KIGALI, Rwanda
The Senegalese Constitutional Council has approved the final list of 20 candidates for the presidential election scheduled for Feb. 25, but two opposition leaders, Ousmane Sonko and Karim Wade, son of former President Abdoulaye Wade, have been excluded.
According to the final list released late Saturday, which left out the names of the two main opposition leaders, Sonko and Wade, the candidates include Prime Minister Amadou Ba of the ruling party and his two predecessors, Idrissa Seck and Mahammed Boun Abdallah Dionne.
Sonko, who is popular among young voters, finished third in the 2019 election against incumbent president Macky Sall, who ruled out running for a third term last year after months of speculation.

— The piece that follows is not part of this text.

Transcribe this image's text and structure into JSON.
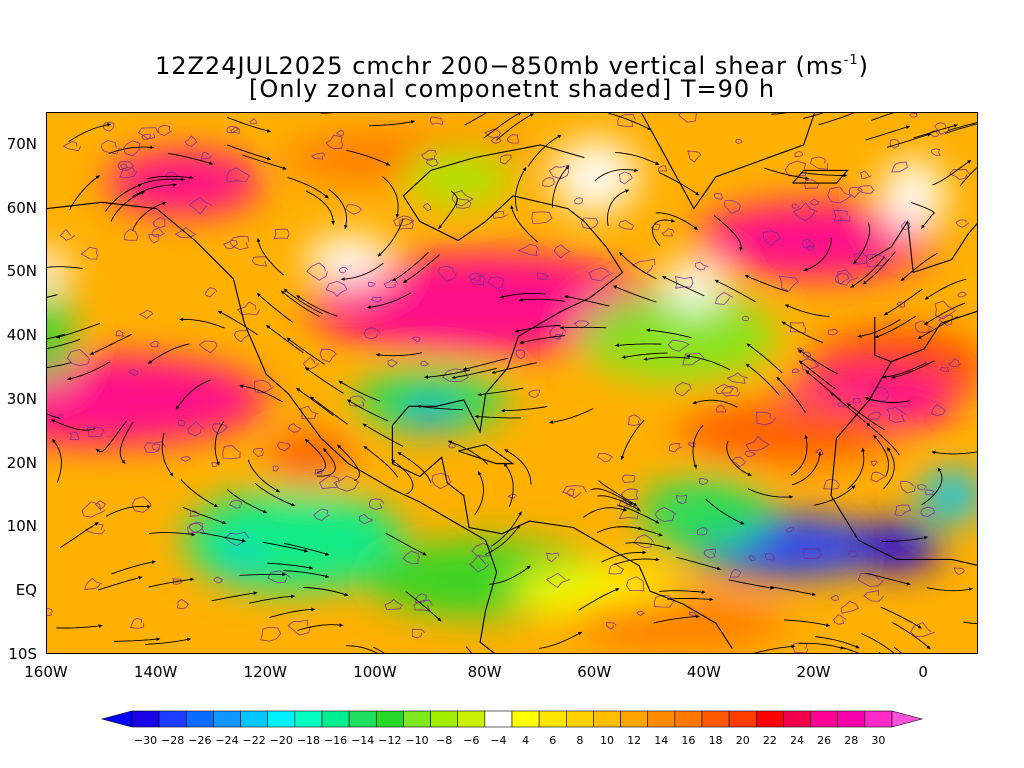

Sonko’s name was not included in the list, according to the council, because a Dakar appellate court convicted him last year for defaming Tourism Minister Mame Mbaye Niang and sentenced him to a six-month suspended sentence, rendering him ineligible for five years.
In June last year, he was also convicted of “corrupting youth” and sentenced to two years in prison, which sparked violent protests across the country.
Sonko, whose Patriots of Senegal for Work, Ethics, and Fraternity (PASTEF) party was dissolved by the government last year, was arrested in Dakar at the end of July on charges of “insurrection and conspiracy” against the state.
Another opposition leader Karim Wade was dropped from the final list on the grounds that his “candidacy is inadmissible” due to dual French and Senegalese citizenship, according to the council.
Wade, 55, who was born in France to a Senegalese father and a French mother, produced a sworn statement dated Dec. 21 stating that he is exclusively Senegalese, the council said.
However, the evidentiary document he submitted was a decree dated Jan.16 that was published the following day in the Official Journal of the French Republic.
The council said it considered that the effects of Wade’s renunciation of his French nationality “are not retroactive” and that his sworn statement was “inaccurate” at the time of filing.
On Sunday, Wade denounced the decision to exclude him, calling it “scandalous” and “a blatant attack on democracy.”
On X, he stated that he would challenge the decision in international courts, including the regional ECOWAS court.
However, the council accepted the well-known candidate Bassirou Diomaye Diakhar Faye, who is being touted as Sonko’s replacement.
But Faye, 43, a member of Sonko’s dissolved party, is in prison though has not yet been tried.
He was detained in April 2023 on charges of “contempt of court” and “defamation of a constituted body” following a Facebook post.
The final list includes two women, Rose Wardini, a gynecologist and civil society activist, and entrepreneur Anta Babacar Ngom.